Gadis lain seusianya saat ini pasti masih sibuk belajar, tetapi dia harus memikul beban hidup.

"Kak Yohan, kenapa kamu ada di sini? Dapurnya penuh dengan asap, tunggu saja di luar."

Yohan menggelengkan kepalanya, "Nggak apa-apa. Melia, apa kamu nggak kuliah?"

Melia tampak sedikit murung, "Aku diterima di Universitas Jigara, tapi ...."

Tanpa diberi tahu pun Yohan mengerti apa penyebabnya.

Yohan berpikir bahwa ketika 400 miliar miliknya sampai di rekening banknya, dia bisa menggunakan sebagian uang itu untuk membayar uang kuliah Melia.

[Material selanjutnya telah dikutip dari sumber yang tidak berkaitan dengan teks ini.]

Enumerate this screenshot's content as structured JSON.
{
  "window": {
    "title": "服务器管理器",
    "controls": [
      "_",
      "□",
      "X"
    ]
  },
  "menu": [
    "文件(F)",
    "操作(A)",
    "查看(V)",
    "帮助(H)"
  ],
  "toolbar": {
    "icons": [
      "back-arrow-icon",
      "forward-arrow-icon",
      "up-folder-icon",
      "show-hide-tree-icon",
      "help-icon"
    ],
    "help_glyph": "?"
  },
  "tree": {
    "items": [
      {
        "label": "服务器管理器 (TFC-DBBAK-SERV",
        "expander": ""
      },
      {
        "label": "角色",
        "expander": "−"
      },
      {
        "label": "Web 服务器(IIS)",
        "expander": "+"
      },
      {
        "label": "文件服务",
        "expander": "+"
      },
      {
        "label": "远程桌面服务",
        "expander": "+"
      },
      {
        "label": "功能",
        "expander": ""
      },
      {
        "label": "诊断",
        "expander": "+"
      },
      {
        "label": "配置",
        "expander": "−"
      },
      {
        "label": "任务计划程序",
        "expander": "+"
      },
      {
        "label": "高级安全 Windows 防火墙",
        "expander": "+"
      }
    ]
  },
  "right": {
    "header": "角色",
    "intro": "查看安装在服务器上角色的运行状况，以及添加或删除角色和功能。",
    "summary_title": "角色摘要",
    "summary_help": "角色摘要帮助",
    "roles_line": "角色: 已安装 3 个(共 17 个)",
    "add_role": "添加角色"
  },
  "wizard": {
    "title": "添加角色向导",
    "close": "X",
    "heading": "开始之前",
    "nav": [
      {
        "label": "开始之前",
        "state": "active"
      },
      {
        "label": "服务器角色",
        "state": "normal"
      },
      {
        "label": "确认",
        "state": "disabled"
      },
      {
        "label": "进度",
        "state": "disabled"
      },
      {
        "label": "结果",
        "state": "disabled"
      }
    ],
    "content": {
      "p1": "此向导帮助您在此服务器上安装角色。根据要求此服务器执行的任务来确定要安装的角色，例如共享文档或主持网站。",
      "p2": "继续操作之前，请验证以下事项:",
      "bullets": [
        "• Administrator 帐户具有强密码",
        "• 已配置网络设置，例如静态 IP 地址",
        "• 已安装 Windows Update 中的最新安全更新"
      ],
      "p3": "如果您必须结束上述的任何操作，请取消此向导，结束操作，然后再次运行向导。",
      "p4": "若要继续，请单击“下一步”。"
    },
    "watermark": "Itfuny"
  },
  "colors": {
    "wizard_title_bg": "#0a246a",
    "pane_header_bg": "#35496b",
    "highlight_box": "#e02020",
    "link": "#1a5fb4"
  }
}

Akan sangat disayangkan kalau gadis sebaik itu tidak kuliah.

Heri baru saja sembuh dari penyakit kronisnya dan belum bisa makan makanan yang terlalu berminyak.

Oleh karena itu, Melia membuatkannya bubur daging tanpa lemak.

Di meja makan, Melia membuka dua kaleng bir untuk setiap orang.

"Kak Yohan, aku menghormatimu dan berterima kasih karena telah menyelamatkan ayahku."

Setelah mengatakan itu, dia mengambil bir dan meminumnya.

Alisnya yang indah mengerut, terlihat jelas dia tidak tahu cara minum bir.

Sebelum Yohan bisa mencegahnya, dia telah meminum setengahnya.

Usai bersendawa, wajahnya memerah hingga membuat orang gemas saat melihatnya.

"Kamu nggak perlu memaksakan diri untuk minum bir."

"Nggak apa-apa, hari ini aku sangat senang." Melia membawakan hidangan untuk Yohan. "Cobalah tiram ini."

Melia memasak banyak masakan, semuanya bermacam-macam dan sangat enak.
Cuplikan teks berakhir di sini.